On cross-examination, defense counsel asked Mrs. Koll, “What kinds of narcotic items were kept in the safe?” The court sustained the prosecutor’s relevance objection “because of the preliminary testimony by this witness that the safe was not disturbed.”
Defendant argues counsel’s question “directly pertained to the accuracy and completeness of the witness’s knowledge about the narcotics” and thus the answer would have affected her credibility “about whether, indeed, the safe had been ‘disturbed’ in that respect.” But Mrs. Koll had testified that she compared the contents of the safe with written inventory records, not with her own memory of the narcotics kept therein. Moreover, the trial here took place almost eight years after Koll was killed. Mrs. Koll’s ability or inability, at that late date, to remember what particular drugs had been kept in the safe would not have had a tendency in reason to prove or disprove the accuracy of her inventory check. The relevance objection was therefore properly sustained (Evid. Code, § 210), and none of defendant’s asserted rights under the Fifth, Sixth, Eighth, or Fourteenth Amendments to the United States Constitution were infringed.

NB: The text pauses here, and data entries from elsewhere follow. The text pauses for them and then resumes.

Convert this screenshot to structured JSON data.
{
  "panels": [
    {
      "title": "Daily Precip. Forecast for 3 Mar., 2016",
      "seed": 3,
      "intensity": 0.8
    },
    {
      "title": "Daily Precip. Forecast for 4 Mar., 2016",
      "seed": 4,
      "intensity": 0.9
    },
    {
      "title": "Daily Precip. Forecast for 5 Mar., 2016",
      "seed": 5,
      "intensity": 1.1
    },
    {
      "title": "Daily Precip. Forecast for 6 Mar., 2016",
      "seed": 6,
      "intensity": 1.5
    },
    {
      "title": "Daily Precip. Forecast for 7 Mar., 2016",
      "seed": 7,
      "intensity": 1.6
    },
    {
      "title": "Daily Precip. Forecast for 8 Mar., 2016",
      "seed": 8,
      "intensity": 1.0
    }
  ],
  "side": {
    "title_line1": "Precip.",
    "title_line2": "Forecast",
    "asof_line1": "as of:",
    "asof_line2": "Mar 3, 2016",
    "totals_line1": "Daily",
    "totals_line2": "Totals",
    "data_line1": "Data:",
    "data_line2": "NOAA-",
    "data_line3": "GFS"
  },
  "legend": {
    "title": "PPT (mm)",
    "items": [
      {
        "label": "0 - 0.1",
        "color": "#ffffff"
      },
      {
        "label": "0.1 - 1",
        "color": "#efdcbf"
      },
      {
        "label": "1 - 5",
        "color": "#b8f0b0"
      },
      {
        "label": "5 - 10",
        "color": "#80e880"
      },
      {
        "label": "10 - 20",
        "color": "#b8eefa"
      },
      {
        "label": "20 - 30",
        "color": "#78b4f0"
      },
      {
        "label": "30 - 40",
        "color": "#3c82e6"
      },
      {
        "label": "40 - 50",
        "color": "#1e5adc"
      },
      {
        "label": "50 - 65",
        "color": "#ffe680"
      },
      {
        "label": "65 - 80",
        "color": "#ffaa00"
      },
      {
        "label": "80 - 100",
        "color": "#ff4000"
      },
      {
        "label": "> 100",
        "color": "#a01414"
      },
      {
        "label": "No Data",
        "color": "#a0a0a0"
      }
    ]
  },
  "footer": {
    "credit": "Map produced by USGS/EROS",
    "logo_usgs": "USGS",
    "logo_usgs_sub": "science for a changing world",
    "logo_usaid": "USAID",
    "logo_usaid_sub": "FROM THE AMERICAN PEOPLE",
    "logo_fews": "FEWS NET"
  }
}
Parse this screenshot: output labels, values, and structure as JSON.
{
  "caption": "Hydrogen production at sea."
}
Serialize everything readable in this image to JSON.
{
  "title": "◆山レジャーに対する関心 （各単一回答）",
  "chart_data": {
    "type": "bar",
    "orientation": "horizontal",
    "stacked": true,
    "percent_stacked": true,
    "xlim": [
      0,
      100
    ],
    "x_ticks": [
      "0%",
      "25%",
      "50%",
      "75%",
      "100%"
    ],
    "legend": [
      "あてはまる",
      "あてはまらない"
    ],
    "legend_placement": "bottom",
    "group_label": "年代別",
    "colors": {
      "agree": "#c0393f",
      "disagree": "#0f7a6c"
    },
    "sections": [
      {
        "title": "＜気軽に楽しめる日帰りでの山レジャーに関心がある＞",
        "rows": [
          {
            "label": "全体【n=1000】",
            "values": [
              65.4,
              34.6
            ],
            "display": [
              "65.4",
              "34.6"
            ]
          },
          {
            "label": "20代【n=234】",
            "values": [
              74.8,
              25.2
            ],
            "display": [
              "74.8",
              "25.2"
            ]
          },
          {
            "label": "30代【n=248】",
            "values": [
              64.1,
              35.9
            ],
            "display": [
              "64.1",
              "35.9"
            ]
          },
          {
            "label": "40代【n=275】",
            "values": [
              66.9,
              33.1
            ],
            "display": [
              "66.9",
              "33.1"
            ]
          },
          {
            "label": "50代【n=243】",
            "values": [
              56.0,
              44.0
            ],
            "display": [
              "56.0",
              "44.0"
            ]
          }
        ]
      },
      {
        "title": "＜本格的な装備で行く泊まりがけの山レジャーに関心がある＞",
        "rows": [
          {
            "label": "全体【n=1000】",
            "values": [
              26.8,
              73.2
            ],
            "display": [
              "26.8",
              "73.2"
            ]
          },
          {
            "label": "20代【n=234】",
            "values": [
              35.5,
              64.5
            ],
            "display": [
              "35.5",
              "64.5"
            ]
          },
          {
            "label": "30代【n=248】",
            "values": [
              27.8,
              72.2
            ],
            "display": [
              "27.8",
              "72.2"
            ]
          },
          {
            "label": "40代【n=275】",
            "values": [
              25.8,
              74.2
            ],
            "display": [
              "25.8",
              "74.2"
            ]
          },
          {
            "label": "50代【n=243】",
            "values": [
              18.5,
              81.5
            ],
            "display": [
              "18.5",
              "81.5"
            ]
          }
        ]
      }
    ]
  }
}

VII. Cross-examination of Stephan Schliebe
Defendant contends that two rulings during the cross-examination of Stephan Schliebe, the prosecution’s paint comparison expert, deprived him of the rights of confrontation and effective assistance of counsel, his right to a reliable death verdict, and his right to present a defense.
In the first instance, defense counsel Maple was questioning Schliebe about his analysis of paint samples from the metal pole. This exchange followed:
“Q: Okay. Now, can you tell me, sir, what the percentage of the zinc is?
“A: No. I didn’t do a quantitative analysis.
“Q: If you were to do a quantitative analysis, how would you do that, sir?